Brian Way is a cabinet and millwork installer in Connecticut who specializes in commercial projects. The work is frequently spread out over large areas—as it was on the hospital project that inspired him to hack his miter saw stand.
The crew was installing trim in long corridors and faced the prospect of walking great distances to the cut station or breaking the station down and moving it multiple times per day. Neither was ideal so Way devised a wheeled plywood base for the stand they were using.
The base has five rubber casters, two at the ends and one in the middle. Way stiffened the back edge with a vertical rip of plywood and put the center wheel near the front—so the flex in the plywood allows it to ride over humps in the floor. The 2-inch casters offer enough resistance that there’s no need to lock them while using the saw.
Way designed the base to fit a FastCap BestFence stand but it could be sized to fit any commercially made stand.
In addition to carrying the stand the base supports a dust extractor, small ultra-quiet air compressor, and the safety cones required when working in hospitals.

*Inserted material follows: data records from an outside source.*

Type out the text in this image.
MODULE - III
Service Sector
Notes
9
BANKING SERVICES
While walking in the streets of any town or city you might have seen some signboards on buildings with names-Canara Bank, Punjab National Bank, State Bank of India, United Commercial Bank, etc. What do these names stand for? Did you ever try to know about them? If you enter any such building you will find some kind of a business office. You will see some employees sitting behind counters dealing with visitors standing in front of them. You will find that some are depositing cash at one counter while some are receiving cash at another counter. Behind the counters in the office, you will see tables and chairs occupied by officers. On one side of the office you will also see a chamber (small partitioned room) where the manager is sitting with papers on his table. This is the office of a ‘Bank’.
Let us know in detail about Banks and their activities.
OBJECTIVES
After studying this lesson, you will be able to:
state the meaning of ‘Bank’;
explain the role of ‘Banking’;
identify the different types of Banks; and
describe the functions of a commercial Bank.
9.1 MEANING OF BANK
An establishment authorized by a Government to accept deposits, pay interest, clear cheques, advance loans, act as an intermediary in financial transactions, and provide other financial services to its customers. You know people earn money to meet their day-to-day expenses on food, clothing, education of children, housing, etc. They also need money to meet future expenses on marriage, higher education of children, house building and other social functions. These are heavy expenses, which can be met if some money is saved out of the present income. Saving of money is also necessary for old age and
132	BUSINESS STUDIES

A cradle prevents the dust extractor from rolling around and the trash can swings out on a pivot, for better access. Note the “cups” that the feet of stand fit into; they’re screwed to the base and prevent the stand from sliding around. With all this stuff on the base there’s still room to stow tool bags, nail guns, and other small items.
When it’s time to move the work station the crew unplugs from the electrical receptacle and rolls all of its gear to the next work area.
Way has built multiple versions of the cart, modifying it to fit the job at hand. It can be built in 30 minutes using five casters and a half sheet of plywood—so it’s no great investment.